Climate data for Saint-Sylvestre, Quebec: (1981–2010 normals)
| Month | Jan | Feb | Mar | Apr | May | Jun | Jul | Aug | Sep | Oct | Nov | Dec | Year |
| Record high °C (°F) | 15.0 (59.0) | 16.5 (61.7) | 18.9 (66.0) | 28.0 (82.4) | 31.1 (88.0) | 33.0 (91.4) | 32.5 (90.5) | 33.3 (91.9) | 32.5 (90.5) | 27.0 (80.6) | 21.0 (69.8) | 15.5 (59.9) | 33.3 (91.9) |
| Mean daily maximum °C (°F) | −7.4 (18.7) | −4.5 (23.9) | 0.6 (33.1) | 8.5 (47.3) | 16.3 (61.3) | 21.2 (70.2) | 23.1 (73.6) | 22.0 (71.6) | 17.4 (63.3) | 10.2 (50.4) | 3.3 (37.9) | −3.5 (25.7) | 8.9 (48.1) |
| Daily mean °C (°F) | −12.5 (9.5) | −9.9 (14.2) | −4.7 (23.5) | 3.3 (37.9) | 10.4 (50.7) | 15.5 (59.9) | 17.8 (64.0) | 16.7 (62.1) | 12.2 (54.0) | 5.7 (42.3) | −0.6 (30.9) | −7.9 (17.8) | 3.8 (38.9) |
| Mean daily minimum °C (°F) | −17.6 (0.3) | −15.2 (4.6) | −9.9 (14.2) | −1.8 (28.8) | 4.4 (39.9) | 9.7 (49.5) | 12.3 (54.1) | 11.3 (52.3) | 6.9 (44.4) | 1.2 (34.2) | −4.4 (24.1) | −12.3 (9.9) | −1.3 (29.7) |
| Record low °C (°F) | −37.5 (−35.5) | −38.0 (−36.4) | −36.0 (−32.8) | −22.0 (−7.6) | −8.9 (16.0) | −3.5 (25.7) | 0.5 (32.9) | 0.5 (32.9) | −8.5 (16.7) | −11.0 (12.2) | −26.1 (−15.0) | −36.0 (−32.8) | −38.0 (−36.4) |
| Average precipitation mm (inches) | 77.6 (3.06) | 68.7 (2.70) | 80.3 (3.16) | 85.2 (3.35) | 96.6 (3.80) | 120.9 (4.76) | 137.0 (5.39) | 133.3 (5.25) | 101.3 (3.99) | 107.4 (4.23) | 99.3 (3.91) | 99.9 (3.93) | 1,207.5 (47.53) |
| Average snowfall cm (inches) | 57.3 (22.6) | 54.3 (21.4) | 47.2 (18.6) | 19.4 (7.6) | 1.7 (0.7) | 0.0 (0.0) | 0.0 (0.0) | 0.0 (0.0) | 0.0 (0.0) | 6.6 (2.6) | 32.3 (12.7) | 69.1 (27.2) | 287.9 (113.4) |
| Average precipitation days (≥ 0.2 mm) | 18.6 | 14.6 | 15.3 | 14.2 | 16.3 | 16.4 | 17.2 | 16.0 | 16.2 | 17.8 | 18.5 | 19.3 | 200.4 |
| Average snowy days (≥ 0.2 cm) | 17.4 | 13.0 | 10.6 | 4.1 | 0.4 | 0.0 | 0.0 | 0.0 | 0.0 | 1.4 | 9.1 | 16.8 | 72.8 |
Source: Environment Canada

==Infrastructure==
===Royal Canadian Air Force Station St.
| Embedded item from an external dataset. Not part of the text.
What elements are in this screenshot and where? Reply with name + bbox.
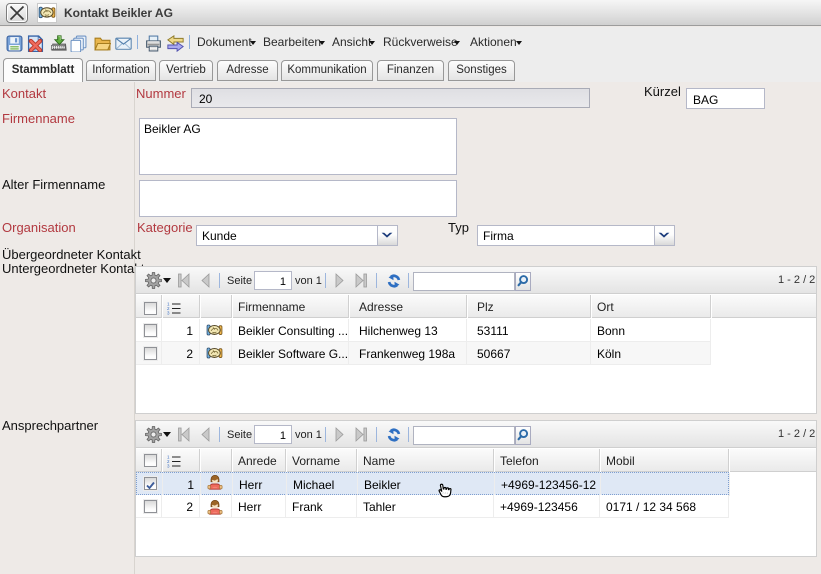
svg-text:3: 3 xyxy=(167,311,170,316)
svg-text:3: 3 xyxy=(167,464,170,469)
Sylvestre===
From 1953 to 1964, Saint-Sylvestre hosted a Pinetree Line radar station on Mont Saint-Marguerite, just five miles southeast of the village. Construction started in 1952, and the station opened on 15 September 1953, as RCAF Station Ste-Marie. It was renamed RCAF Station St. Sylvestre in 1955 and closed in 1964.